Akıllı telefonda ürün çeşitliliğimizi değişen pazar koşullarına göre tekrar oluşturduk. Akıllı telefon pazarı da tepe noktasına ulaştı ve artık küçülmeye başladı. Vergilerin orta ve üst segmente olan talebi azaltacağını düşünüyoruz. Sektör geçen yılı 11 milyon adetlik satışla kapattı. Bu yıl ise ocak ve şubat aylarında 1 milyon 650 bin adetlik akıllı telefon satışı gerçekleşti.
Rakamlar oransal olarak yüzde 22 gibi bir daralmayı işaret ediyor. Dolayısıyla yeni vergilerle beraber sektör bu yılı 9 milyon adet satışla kapatabilir. Ayrıca yeni vergilerin giriş seviyesine talebi artırmasını bekliyoruz."
SETH WANG HUAWEI TÜRKİYE TÜKETİCİ ELEKTRONİĞİ GRUBU ÜLKE MÜDÜRÜ
" VERGİLER VE KUR EK MALİYET GETİRECEK"
"Türkiye'de şu anda akıllı telefon pazarında ikinci sırada yer alıyoruz. Stratejik büyüme planlarımız kapsamında pazar payımızı yıl sonuna kadar yüzde 35'e çıkarmayı hedefliyoruz. Hem döviz kurlarındaki hareketlilik hem de artan vergi oranları elbette pazarı ve fiyatları etkiliyor.
Bunun yansımalarını zaman içinde göreceğiz. Bunlar şirketlere bir ek maliyet getireceği için markalar elbette fiyat artışına gitmek zorunda kalacak. Biz henüz fiyatlarımızda herhangi bir güncelleme yapmadık. Halihazırda ürün stokumuz var ve hesaplamalarımızı yapıyoruz.

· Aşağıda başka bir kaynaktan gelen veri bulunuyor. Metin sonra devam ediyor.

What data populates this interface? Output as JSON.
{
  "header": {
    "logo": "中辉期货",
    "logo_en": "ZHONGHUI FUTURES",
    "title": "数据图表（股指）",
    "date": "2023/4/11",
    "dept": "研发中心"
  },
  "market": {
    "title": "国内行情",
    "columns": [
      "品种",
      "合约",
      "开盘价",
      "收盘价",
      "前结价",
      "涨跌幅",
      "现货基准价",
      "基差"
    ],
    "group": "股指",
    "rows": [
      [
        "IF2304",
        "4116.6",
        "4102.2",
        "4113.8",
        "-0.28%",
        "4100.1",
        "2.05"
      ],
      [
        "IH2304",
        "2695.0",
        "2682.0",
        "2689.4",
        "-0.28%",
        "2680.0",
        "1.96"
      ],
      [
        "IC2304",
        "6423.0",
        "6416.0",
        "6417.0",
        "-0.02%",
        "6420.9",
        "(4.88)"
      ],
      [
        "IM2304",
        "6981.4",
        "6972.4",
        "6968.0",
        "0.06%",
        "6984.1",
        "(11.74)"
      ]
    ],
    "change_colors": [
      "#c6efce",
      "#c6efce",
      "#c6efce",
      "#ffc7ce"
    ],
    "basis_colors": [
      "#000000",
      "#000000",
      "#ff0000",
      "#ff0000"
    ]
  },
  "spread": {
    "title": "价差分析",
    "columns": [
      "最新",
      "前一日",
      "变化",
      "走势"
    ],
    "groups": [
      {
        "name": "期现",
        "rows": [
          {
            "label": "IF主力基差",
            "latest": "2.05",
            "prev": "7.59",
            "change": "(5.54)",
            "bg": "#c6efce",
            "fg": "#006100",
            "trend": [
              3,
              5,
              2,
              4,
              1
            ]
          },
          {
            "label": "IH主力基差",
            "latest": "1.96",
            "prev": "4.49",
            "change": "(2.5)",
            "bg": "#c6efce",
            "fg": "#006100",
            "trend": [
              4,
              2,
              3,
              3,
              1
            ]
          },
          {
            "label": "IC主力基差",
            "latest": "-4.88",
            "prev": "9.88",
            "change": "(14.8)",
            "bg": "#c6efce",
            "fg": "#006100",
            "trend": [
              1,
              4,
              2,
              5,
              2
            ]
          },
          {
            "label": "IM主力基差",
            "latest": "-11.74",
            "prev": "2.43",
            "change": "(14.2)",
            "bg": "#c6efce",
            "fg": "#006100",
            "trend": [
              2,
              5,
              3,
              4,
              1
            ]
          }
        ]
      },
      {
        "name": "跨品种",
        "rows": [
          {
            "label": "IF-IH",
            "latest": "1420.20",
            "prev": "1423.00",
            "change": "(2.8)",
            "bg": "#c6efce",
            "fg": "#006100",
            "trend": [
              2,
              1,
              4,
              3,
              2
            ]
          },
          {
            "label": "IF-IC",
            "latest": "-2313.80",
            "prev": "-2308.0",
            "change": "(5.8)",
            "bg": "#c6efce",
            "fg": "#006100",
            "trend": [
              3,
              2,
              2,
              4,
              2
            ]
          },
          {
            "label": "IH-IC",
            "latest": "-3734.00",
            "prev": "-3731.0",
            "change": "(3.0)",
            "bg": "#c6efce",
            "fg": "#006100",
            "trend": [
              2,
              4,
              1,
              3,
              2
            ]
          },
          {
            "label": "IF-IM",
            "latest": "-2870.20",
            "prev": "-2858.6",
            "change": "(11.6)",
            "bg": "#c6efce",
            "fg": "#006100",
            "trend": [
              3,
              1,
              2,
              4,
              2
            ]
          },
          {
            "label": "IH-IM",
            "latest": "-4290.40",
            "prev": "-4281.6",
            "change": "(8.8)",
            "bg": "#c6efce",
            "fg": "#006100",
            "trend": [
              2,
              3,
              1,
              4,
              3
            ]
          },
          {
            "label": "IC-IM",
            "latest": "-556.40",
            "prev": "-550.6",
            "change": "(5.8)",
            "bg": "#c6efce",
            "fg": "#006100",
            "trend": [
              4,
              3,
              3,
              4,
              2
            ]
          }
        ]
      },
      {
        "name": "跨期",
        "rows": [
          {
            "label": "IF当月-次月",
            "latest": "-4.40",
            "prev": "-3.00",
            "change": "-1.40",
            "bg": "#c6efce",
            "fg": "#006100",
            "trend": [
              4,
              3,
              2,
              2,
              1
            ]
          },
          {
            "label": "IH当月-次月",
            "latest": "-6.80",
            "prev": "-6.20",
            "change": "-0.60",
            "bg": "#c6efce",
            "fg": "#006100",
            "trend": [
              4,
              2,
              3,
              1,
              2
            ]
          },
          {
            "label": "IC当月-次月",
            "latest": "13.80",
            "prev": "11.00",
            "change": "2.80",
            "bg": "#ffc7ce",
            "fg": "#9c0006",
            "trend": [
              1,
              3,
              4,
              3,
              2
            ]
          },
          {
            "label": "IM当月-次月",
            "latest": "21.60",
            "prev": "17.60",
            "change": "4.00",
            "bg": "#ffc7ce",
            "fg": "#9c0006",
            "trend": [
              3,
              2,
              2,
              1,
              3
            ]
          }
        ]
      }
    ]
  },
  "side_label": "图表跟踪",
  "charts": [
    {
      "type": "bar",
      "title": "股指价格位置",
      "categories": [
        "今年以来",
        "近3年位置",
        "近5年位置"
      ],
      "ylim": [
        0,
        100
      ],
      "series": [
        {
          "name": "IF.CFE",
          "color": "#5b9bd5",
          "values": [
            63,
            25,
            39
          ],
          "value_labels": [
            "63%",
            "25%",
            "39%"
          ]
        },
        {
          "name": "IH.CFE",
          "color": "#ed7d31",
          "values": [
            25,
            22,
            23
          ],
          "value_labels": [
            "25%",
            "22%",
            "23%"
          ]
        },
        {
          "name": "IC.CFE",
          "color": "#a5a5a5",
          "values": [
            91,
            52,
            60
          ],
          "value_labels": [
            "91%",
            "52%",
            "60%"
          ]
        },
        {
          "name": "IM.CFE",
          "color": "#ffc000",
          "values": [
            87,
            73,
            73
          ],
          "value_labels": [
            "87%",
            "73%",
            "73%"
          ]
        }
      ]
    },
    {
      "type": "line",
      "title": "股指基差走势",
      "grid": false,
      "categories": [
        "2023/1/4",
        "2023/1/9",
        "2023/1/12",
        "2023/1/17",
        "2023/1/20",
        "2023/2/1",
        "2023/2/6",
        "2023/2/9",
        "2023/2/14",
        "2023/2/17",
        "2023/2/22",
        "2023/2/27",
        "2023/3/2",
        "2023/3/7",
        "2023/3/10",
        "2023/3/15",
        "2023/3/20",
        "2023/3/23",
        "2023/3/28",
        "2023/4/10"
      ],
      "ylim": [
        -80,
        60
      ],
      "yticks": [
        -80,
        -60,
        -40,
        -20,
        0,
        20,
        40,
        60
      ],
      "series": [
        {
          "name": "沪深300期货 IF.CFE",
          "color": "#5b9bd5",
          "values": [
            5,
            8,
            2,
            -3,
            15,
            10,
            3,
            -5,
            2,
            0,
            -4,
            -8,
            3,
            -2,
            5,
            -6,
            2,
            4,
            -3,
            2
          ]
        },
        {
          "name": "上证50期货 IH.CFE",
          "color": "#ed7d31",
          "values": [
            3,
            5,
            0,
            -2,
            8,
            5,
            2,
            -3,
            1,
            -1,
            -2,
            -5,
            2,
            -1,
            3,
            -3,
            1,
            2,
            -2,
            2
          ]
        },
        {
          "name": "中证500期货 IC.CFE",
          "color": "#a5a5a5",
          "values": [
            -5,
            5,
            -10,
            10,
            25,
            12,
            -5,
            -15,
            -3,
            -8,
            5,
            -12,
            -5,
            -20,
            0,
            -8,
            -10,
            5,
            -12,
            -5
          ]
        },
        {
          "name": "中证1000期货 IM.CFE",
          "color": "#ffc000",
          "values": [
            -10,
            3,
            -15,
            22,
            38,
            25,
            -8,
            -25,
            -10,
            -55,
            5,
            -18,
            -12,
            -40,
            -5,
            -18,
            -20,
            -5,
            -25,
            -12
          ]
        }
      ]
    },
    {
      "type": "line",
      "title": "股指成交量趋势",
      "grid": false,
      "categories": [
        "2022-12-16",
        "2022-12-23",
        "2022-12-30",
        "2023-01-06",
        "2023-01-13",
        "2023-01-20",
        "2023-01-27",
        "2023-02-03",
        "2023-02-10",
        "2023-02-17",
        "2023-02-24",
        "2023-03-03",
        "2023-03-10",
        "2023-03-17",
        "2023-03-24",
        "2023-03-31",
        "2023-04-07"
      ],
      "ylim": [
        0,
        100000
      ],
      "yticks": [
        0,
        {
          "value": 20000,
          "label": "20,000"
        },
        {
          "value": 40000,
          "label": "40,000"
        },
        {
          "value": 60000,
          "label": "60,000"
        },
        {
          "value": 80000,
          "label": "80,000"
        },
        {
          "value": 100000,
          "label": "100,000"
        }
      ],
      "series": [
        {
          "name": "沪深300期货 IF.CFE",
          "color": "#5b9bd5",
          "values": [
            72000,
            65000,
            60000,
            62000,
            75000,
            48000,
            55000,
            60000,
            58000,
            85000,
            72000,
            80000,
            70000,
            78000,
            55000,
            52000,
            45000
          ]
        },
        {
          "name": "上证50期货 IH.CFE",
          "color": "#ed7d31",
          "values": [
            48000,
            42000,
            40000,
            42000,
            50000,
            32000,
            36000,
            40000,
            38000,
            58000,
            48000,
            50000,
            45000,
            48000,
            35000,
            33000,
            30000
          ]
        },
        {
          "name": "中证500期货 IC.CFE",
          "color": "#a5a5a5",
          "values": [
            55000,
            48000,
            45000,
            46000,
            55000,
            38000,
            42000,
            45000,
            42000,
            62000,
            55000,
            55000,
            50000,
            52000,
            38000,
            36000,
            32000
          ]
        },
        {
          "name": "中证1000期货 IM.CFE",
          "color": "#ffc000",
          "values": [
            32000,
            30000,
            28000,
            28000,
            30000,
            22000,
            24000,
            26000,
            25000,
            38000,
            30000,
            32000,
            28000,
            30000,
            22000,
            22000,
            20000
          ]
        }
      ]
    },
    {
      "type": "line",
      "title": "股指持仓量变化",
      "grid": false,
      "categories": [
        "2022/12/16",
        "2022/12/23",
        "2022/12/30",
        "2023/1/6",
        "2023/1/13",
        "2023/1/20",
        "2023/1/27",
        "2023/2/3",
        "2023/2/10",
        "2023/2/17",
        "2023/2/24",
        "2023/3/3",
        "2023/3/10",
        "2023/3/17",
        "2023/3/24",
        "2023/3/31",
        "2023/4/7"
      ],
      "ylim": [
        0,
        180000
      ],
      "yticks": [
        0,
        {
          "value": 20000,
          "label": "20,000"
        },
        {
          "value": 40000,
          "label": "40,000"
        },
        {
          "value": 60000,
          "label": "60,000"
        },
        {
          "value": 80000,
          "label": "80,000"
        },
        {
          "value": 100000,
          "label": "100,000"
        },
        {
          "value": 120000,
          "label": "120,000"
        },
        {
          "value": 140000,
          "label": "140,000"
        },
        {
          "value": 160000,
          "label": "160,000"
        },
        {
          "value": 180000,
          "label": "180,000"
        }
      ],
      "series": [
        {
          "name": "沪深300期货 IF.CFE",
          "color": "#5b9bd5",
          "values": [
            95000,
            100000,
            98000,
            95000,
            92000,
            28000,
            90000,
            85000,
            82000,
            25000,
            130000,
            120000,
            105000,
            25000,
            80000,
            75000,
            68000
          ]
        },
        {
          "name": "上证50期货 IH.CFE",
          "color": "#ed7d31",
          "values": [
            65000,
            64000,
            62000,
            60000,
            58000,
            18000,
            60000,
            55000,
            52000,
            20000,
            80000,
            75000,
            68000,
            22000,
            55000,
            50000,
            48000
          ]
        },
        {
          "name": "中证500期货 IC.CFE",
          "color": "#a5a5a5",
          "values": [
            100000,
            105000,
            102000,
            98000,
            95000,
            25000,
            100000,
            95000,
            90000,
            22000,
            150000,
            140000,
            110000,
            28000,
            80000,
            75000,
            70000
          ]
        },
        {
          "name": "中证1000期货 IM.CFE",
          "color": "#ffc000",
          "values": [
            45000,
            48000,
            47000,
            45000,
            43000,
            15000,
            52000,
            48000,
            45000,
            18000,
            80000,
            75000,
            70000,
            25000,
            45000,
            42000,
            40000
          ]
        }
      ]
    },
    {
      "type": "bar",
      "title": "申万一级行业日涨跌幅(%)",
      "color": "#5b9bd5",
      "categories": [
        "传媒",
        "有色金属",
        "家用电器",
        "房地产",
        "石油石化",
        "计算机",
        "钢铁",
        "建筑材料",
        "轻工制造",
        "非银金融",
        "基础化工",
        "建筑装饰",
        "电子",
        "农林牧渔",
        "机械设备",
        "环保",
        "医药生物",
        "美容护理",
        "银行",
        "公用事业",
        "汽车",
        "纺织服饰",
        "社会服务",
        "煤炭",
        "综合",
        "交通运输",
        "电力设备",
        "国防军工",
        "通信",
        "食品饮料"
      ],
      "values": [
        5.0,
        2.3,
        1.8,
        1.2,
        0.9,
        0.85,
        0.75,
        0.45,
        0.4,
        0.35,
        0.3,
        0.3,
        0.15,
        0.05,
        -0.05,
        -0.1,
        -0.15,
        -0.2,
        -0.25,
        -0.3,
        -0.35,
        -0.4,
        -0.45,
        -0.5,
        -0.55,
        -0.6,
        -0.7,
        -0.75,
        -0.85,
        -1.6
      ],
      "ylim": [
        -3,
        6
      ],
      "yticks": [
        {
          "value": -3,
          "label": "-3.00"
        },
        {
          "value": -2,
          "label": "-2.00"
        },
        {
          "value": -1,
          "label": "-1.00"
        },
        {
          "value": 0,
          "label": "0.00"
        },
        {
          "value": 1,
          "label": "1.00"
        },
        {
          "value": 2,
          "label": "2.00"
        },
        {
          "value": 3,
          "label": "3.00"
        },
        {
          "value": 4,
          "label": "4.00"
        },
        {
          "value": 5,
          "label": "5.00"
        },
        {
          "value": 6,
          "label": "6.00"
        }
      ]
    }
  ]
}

Huawei olarak fiyat politikalarımızı her zaman tüketicinin faydasına olacak şekilde planlıyoruz. Amacımız ve stratejimiz ürünlerimizi her zaman olabilecek en uygun fiyatla ve en iyi hizmet kalitesiyle sunmak. Biz her cebe uygun en iyi teknolojileri en uygun fiyatlarla tüketicilerle buluşturmak için çalışmalarımıza devam edeceğiz."